Can you give me an overview of the patent process?  Inventors and founders often ask me for an overview of what to expect when getting a patent.  That’s a fair question.  And there are a variety of approaches to answering it.  The answer really depends on the person’s perspective. A patent secretary will view the process differently from a patent agent, who will view it differently from a government official, etc..

For example, the United States Patent and Trademark Office (“USPTO”) provides an overview of the “Process for Obtaining a Utility Patent.”  Understandably, the USPTO focusses largely on the procedural aspects of getting a patent.  After all, the USPTO is concerned with how each applicant navigates their system.

I come at the patent process from the inventor’s perspective.  I am most concerned with maximizing value from the patent process.  So my “overview” is a little bit different.  I focus on comparing the invention to the state of the art and using that comparison to draft the most valuable patent claims possible.
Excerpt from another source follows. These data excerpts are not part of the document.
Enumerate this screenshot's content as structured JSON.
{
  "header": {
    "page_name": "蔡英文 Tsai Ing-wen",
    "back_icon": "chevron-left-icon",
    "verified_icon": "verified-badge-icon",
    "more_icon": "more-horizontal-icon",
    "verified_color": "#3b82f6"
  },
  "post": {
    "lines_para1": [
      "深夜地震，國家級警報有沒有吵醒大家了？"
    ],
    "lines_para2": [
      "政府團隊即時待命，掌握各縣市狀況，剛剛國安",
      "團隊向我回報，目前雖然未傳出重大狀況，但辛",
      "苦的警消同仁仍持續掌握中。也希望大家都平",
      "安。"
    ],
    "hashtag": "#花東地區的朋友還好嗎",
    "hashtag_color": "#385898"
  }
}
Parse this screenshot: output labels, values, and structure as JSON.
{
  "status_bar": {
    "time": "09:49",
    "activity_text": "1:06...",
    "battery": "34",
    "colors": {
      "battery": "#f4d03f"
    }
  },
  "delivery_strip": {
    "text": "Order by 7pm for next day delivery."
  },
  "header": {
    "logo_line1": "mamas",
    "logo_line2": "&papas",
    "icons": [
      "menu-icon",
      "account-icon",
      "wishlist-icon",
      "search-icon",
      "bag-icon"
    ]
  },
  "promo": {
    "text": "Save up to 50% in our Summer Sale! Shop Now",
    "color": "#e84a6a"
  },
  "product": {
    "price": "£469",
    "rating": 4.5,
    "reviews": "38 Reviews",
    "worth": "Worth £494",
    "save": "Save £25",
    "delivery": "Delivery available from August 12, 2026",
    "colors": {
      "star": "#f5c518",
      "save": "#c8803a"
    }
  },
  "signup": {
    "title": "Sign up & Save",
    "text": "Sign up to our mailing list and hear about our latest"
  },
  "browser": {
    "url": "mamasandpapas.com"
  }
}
Below, I have outlined this process.  Notably, it looks quite different from other “overviews” of the patent system.

Inventor Focussed Overview of Getting a Patent

My overview of getting a patent can be distilled into 9 steps, which I’ve outlined below.  Notably, a patent professional would add “client development” and “engagement” before step #1.  (For many patent professionals, getting the client consumes about 30% of all time).  Likewise, a patent litigator or transactional attorney would care only about step #9.  A patent secretary would focus primarily on the paperwork involved in steps 6-8.

  1. Extracting the Invention – Organizing all available information about the invention by interviewing the inventors, usually multiple times.
  2. Studying the Invention – Studying all available information provided by interviewing the inventors and reviewing documents provided by the inventor.
  3. Comparing the Invention to the Prior Art – Independently evaluating the invention from the standpoint of someone skilled in the relevant art; Determining similarities and differences.
  4. Drafting Patent Claims – Defining the invention in a manner that emphasizes its patentable aspects.  This involves applying the analysis in step #3 to synthesize definitions with the greatest likelihood for covering valuable property within the following twenty years.
  5. Drafting Patent Application(s) – Drafting supporting descriptive material.  This material often provides definitions for key terms in the application, along with examples, and background information.
  6. Filing Patent Application(s) – Formatting the application from step #5 to conform with the USPTO’s standards for patent applications.  Then, filing the patent application with the USPTO and paying the required fees.
  7. Arguing for Patentability – After filing a patent application, the application sits “pending” at the patent office for years.  See Stats.  After waiting, a patent examiner examines the claims and (almost always) rejects them as a “first action.”  At that point, the applicant must address the examiner’s reasons for rejecting the claims–usually through some combination of arguing or amending the claims.
  8. Grant of Patent – After agreeing on a set of patentable claims, the Applicant pays the issue fee and the USPTO grants a patent.  The Applicant is then responsible for paying maintenance fees 3.5, 7.5, and 11.5 years following the grant.
  9. Enforce or License Patent – A patent provides the right to exclude others from making, using, or selling the invention that is defined in the claims.  This right to exclude is the source of all value – a monopoly – the ability to prevent competitors from entering the market.  That right may be sold (licensing the patent) or enforced against competitors via a patent infringement lawsuit.  This later route is also called patent litigation.